Nigeria to receive big boost in energy investment in 2018

by | February 14, 2018 12:19 am



AO2 LAW has released the maiden edition of its 2018 Energy outlook for the Nigerian power, oil and gas industry.

The report which reviewed and gave key insights into happenings in the industry for year 2017 also provided investment and policy forecasts in 2018.

The 2018 energy outlook predicts the rise in energy investment. It also predicted that the divestment of IOCs will create great opportunities for indigenous oil companies and advised the government on the need for policy stability especially in the power sector.

According to Oyeyemi Oke, Practice Partner, Energy, AO2 LAW, “close to 80 percent of Nigeria’s energy supply could be met if backed by enabling strategies and policies. He explained that from the research for the report, different policies and reforms in the energy sector led to the breakthrough in 2017 and has created the fertile ground for the expectations of 2018.”

The report enumerated a number of key policies that shaped the sectors in 2017. One of them was the release of the “7 Big Wins”, a policy document which highlights the government’s short and medium-term priorities to grow Nigeria’s oil and gas industry between 2015 and 2019. It also analyzed briefly the importance of the Petroleum Industry Governance Bill and its strategic importance.

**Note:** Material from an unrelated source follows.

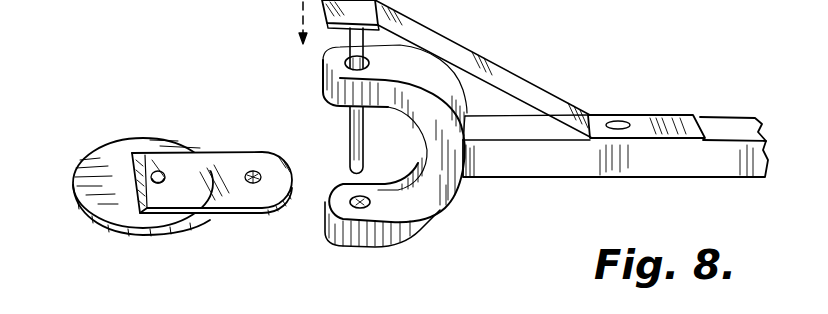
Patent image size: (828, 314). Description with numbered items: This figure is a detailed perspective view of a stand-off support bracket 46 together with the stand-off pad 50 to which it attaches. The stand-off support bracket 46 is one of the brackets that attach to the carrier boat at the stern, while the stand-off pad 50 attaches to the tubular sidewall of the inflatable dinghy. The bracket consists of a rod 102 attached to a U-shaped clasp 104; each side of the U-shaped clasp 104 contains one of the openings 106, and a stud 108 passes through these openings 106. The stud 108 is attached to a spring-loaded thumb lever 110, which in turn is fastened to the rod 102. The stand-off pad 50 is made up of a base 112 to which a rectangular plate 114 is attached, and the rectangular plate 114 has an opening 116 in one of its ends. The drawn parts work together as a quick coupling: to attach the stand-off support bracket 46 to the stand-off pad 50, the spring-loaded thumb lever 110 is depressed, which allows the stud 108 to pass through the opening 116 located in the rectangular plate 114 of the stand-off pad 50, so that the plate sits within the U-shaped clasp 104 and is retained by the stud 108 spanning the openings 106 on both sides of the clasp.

Oyeyemi further stressed the importance of finding lasting solutions to the liquidity challenges in the power sector, one which already led to the introduction of the Power Sector Recovery Programme in Q2 of 2017. He said “The PRSP is a policy document on operational, governance and financial interventions to be implemented by the Federal Government of Nigeria over the next five years to restore the financial viability of Nigeria’s power sector, improve transparency and service delivery and “reset” the NESI for future growth”.

The report also addressed the key expectations for the energy sector in 2018 and gives strong prospects for growth in anticipation of renegotiation of product sharing contracts (PSCs), more alternative funding arrangements, increase in private investments and other expected policy implementation in both power and oil and gas.